With additional Swiss Re Sponsorship:
Kanako Iuchi
Department of Urban & Regional Planning
University of Illinois at Urbana-Champaign
E-Mail: kiuchi2@illinois.edu
Kanako Iuchi is a PhD Candidate in Department of Urban and Regional Planning at University of Illinois at Urbana-Champaign. She is a graduate of University of Tsukuba, Japan, and Cornell University, where she received a Bachelor’s Degree in Social Science (Urban and Regional Planning major) and a Master’s Degree in City and Regional Planning, respectively. Prior to her graduate studies, she spent 10 years as an international development planner participating in disaster management projects sponsored by multi- and bi-lateral agencies. This experience exposed her to direct interactions with politicians, government officials, and people of different localities, making her realize a discrepancy between the goal and reality of disaster planning. Her interest in understanding planning and its influence to increased resiliency of community emerged from practical work in the field.
Dissertation Work
Kanako’s research intends to understand key planning decisions and processes that would lead to better resettlement of the disaster-affected communities in the declining rural areas. To do so, she targets Nijumurago area in Chuetsu region of Niigata, Japan, where communities are depopulating and still experiencing the effects of a devastating earthquake that occurred in October 2004. The most severely affected two districts, which were formerly governed as one for having identical culture, society, and economy, are currently administered by different cities; as a consequence, the districts were provided with different resettlements – one was to repopulate and the other was to relocate.
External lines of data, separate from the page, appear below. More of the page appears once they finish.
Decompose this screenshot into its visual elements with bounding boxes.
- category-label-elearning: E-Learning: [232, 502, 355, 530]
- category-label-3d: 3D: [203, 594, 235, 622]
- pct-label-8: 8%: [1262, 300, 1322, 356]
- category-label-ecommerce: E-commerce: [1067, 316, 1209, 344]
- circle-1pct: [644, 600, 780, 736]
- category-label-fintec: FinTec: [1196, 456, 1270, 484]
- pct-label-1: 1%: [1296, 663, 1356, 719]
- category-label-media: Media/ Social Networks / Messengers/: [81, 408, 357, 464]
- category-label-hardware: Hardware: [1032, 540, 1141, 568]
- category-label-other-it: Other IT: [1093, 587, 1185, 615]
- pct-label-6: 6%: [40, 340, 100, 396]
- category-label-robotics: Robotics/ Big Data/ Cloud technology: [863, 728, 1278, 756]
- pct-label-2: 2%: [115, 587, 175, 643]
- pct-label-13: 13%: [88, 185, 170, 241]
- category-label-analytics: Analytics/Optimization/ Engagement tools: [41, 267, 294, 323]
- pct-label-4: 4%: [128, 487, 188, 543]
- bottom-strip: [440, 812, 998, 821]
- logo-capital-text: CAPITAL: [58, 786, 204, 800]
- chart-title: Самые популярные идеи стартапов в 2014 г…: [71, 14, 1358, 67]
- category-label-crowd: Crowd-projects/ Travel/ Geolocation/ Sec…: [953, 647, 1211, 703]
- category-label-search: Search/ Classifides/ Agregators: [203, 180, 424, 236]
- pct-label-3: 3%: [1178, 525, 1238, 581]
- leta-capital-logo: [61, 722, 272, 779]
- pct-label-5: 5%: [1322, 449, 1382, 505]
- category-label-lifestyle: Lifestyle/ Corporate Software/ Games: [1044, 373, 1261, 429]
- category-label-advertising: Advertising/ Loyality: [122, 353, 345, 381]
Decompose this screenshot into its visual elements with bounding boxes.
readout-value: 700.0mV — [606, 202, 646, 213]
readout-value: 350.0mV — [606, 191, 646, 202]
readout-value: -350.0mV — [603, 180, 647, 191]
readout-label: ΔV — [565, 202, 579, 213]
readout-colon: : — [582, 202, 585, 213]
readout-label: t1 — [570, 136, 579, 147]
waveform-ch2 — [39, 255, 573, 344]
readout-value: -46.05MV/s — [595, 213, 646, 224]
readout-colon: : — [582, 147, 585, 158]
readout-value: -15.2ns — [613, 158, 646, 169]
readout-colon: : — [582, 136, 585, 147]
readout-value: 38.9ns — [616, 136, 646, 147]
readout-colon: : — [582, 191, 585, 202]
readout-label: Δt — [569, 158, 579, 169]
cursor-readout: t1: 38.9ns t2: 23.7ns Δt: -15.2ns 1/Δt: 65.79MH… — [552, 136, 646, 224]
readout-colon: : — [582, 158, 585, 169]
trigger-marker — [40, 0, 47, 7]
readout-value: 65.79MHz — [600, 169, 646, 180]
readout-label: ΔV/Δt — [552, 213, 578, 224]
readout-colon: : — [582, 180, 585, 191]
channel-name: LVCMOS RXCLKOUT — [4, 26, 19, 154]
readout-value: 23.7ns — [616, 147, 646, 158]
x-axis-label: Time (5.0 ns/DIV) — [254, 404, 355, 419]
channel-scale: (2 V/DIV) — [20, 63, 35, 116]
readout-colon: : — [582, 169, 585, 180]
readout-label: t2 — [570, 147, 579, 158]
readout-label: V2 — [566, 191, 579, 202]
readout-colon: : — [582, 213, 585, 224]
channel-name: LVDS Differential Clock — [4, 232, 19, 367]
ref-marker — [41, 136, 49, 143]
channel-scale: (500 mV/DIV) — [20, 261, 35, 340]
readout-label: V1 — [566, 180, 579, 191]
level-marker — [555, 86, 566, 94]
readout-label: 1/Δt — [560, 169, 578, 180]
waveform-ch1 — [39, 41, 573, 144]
This research will employ a comparative case study method, observing four village communities for in-depth study to examine the better ways by planners and policy makers to support disaster-affected communities in their post-disaster resettlement.
Andrew Rumbach
Department of City & Regional Planning
Cornell University
E-Mail: ajr56@cornell.edu
Andrew Rumbach is a doctoral candidate in City and Regional Planning at Cornell University. Rumbach grew up in southern Indiana and received his undergraduate degree from Reed College in Portland, Oregon. He joined the Department of City and Regional Planning at Cornell in 2005 and earned a Masters in Regional Planning in 2007. His masters research focused on recovery planning in New Orleans following Hurricanes Katrina and Rita, an experience that led him to pursue a career in hazards planning, with an emphasis on reducing disaster vulnerability in urban areas.
Dissertation Work
India’s size and location make it one of the most risk-prone countries in the world. Rumbach's dissertation will examine the relationship between urbanization and disaster vulnerability in Kolkata, West Bengal. Using mixed methods research design that includes archival materials, household surveys, interviews, and satellite imagery, he will focus on the relationship between Kolkata’s past growth and the geography of vulnerability in the city today. He will pay particular attention to the role that planning has played in the distribution of flood vulnerability in the city, and on the relationship between formal and informal growth. He hopes that his research will help inform future development plans for Indian coastal cities that are at-risk from natural hazards and the effects of global climate change and help planners better anticipate and respond to the needs of vulnerable communities.